33 En zij verreisden van Hor-gidgad, en legerden zich in Jotbatha.
34 En zij verreisden van Jotbatha, en legerden zich in Abrona.
35 En zij verreisden van Abrona, en legerden zich in Ezeon-Geber.
36 En zij verreisden van Ezeon-Geber, en legerden zich in de woestijn Zin, dat is Kades.
37 En zij verreisden van Kades, en legerden zich aan den berg Hor, aan het einde des lands van Edom.
38 Toen ging de priester Aaron op den berg Hor, naar den mond des HEEREN, en stierf aldaar, in het veertigste jaar na den uittocht van de kinderen Israels uit Egypteland, in de vijfde maand, op den eersten der maand.
39 Aaron nu was honderd drie en twintig jaren oud, als hij stierf op den berg Hor.
40 En de Kanaaniet, de koning van Harad, die in het zuiden woonde in het land Kanaan, hoorde, dat de kinderen Israels aankwamen.
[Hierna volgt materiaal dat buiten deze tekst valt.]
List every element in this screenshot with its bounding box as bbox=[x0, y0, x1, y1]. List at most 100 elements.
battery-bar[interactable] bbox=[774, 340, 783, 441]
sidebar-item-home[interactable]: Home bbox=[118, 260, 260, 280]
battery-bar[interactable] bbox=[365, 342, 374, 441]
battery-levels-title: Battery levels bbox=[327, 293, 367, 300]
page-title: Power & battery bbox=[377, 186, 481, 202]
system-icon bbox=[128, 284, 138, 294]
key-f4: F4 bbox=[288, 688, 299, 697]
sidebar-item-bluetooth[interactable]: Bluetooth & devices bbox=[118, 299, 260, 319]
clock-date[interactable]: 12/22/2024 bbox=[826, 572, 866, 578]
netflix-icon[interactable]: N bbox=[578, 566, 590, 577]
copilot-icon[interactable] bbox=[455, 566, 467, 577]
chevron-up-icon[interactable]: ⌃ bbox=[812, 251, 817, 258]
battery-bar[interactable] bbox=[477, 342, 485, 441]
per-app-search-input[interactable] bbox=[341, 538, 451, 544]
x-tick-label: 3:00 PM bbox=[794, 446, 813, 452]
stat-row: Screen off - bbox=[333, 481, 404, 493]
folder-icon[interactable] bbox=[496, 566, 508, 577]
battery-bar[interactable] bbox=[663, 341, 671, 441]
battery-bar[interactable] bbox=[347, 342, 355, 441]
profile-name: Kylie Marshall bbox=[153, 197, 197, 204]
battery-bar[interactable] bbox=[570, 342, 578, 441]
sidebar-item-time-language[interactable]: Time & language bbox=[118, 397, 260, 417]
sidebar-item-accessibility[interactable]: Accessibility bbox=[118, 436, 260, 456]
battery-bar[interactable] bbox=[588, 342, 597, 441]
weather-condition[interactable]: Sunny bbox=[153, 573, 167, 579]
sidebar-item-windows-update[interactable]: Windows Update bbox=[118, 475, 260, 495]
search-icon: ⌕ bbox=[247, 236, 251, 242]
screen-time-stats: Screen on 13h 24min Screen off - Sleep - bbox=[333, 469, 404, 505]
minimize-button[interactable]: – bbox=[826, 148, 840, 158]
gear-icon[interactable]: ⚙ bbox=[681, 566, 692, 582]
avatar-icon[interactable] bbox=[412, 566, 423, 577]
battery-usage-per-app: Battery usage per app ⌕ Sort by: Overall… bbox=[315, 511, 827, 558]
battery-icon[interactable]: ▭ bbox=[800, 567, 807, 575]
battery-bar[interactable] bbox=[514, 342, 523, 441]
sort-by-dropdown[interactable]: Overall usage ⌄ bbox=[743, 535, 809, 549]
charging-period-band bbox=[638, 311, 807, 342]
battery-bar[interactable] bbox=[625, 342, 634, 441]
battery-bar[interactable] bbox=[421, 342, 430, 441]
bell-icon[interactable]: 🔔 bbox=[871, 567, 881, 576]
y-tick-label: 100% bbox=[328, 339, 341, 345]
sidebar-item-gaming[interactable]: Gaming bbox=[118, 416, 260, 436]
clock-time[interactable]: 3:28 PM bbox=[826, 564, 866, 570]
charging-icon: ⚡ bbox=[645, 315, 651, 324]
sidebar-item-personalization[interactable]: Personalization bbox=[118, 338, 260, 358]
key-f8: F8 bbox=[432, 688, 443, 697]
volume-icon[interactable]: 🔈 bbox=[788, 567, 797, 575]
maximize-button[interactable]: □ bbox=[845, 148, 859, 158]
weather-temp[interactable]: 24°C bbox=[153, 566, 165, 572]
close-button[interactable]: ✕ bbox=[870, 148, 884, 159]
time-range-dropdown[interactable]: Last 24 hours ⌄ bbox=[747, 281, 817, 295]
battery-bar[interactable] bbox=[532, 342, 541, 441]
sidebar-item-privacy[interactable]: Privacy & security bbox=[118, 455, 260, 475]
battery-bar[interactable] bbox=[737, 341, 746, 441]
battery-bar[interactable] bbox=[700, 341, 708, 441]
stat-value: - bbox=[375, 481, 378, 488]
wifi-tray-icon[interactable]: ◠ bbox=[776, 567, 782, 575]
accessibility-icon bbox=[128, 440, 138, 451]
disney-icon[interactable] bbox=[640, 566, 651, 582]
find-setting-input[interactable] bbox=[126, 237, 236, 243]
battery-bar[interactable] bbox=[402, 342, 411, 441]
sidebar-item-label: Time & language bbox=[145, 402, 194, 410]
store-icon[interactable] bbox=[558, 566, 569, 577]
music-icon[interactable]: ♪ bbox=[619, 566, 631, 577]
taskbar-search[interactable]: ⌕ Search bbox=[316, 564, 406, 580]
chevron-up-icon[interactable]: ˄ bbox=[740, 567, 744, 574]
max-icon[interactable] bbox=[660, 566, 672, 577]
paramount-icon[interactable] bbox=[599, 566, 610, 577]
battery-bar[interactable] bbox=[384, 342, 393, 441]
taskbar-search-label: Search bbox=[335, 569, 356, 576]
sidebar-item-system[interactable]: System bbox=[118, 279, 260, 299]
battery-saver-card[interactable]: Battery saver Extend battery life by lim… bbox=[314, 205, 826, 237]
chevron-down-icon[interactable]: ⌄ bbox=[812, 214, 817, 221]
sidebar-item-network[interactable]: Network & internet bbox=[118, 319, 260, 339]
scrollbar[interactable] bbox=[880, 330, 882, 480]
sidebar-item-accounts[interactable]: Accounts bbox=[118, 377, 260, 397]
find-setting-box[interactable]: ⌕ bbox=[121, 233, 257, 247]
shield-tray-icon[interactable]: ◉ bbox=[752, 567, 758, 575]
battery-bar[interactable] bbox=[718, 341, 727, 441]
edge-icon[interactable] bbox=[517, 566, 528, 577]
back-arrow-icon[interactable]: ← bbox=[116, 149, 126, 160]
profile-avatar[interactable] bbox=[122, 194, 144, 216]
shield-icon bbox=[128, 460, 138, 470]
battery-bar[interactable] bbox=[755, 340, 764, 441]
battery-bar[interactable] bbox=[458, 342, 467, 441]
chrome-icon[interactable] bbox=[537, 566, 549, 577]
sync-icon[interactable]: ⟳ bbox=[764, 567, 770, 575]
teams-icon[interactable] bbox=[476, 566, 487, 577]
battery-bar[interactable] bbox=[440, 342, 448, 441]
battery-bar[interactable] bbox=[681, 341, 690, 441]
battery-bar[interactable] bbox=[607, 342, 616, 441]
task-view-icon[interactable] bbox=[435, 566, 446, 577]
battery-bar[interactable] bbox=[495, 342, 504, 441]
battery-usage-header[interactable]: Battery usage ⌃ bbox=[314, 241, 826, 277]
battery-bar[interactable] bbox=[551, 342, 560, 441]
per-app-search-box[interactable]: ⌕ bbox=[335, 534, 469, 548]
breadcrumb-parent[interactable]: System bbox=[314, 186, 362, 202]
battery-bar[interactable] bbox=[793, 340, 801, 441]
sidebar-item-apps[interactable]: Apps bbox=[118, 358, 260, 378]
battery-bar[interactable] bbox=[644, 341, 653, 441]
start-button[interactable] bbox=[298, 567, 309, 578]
41 En zij verreisden van den berg Hor, en legerden zich in Zalmona.
42 En zij verreisden van Zalmona, en legerden zich in Funon.
43 En zij verreisden van Funon, en legerden zich in Oboth.
44 En zij verreisden van Oboth, en legerden zich aan de heuvelen van Abarim, in de landpale van Moab.
45 En zij verreisden van de heuvelen van Abarim, en legerden zich in Dibon-Gad.
46 En zij verreisden van Dibon-Gad, en legerden zich in Almon-Diblathaim.
47 En zij verreisden van Almon-Diblathaim, en legerden zich in de bergen Abarim, tegen Nebo.
48 En zij verreisden van de bergen Abarim, en legerden zich in de vlakke velden der Moabieten, aan de Jordaan van Jericho.
49 En zij legerden zich aan de Jordaan van Beth-Jesimoth, tot aan Abel-Sittim, in de vlakke velden der Moabieten.
50 En de HEERE sprak tot Mozes, in de vlakke velden der Moabieten, aan de Jordaan van Jericho, zeggende:
51 Spreek tot de kinderen Israels, en zeg tot hen: Wanneer gijlieden over de Jordaan zult gegaan zijn in het land Kanaan;
52 Zo zult gij alle inwoners des lands voor uw aangezicht uit de bezitting verdrijven, en al hun beeltenissen verderven; ook zult gij al hun gegotene beelden verderven, en al hun hoogten verdelgen.
53 En gij zult het land in erfelijke bezitting nemen, en daarin wonen; want Ik heb u dat land gegeven, om hetzelve erfelijk te bezitten.
54 En gij zult het land in erfelijke bezitting nemen door het lot, naar uw geslachten; dengenen, die veel zijn, zult gij hun erfenis meerder maken, en dien, die weinig zijn, zult gij hun erfenis minder maken; waarheen voor iemand het lot zal uitgaan, dat zal hij hebben; naar de stammen uwer vaderen zult gij de erfenis nemen.
55 Maar indien gij de inwoners des lands niet voor uw aangezicht uit de bezitting zult verdrijven, zo zal het geschieden, dat, die gij van hen zult laten overblijven, tot doornen zullen zijn in uw ogen, en tot prikkelen in uw zijden, en u zullen benauwen op het land, waarin gij woont.
56 En het zal geschieden, dat Ik u zal doen, gelijk als Ik hun dacht te doen.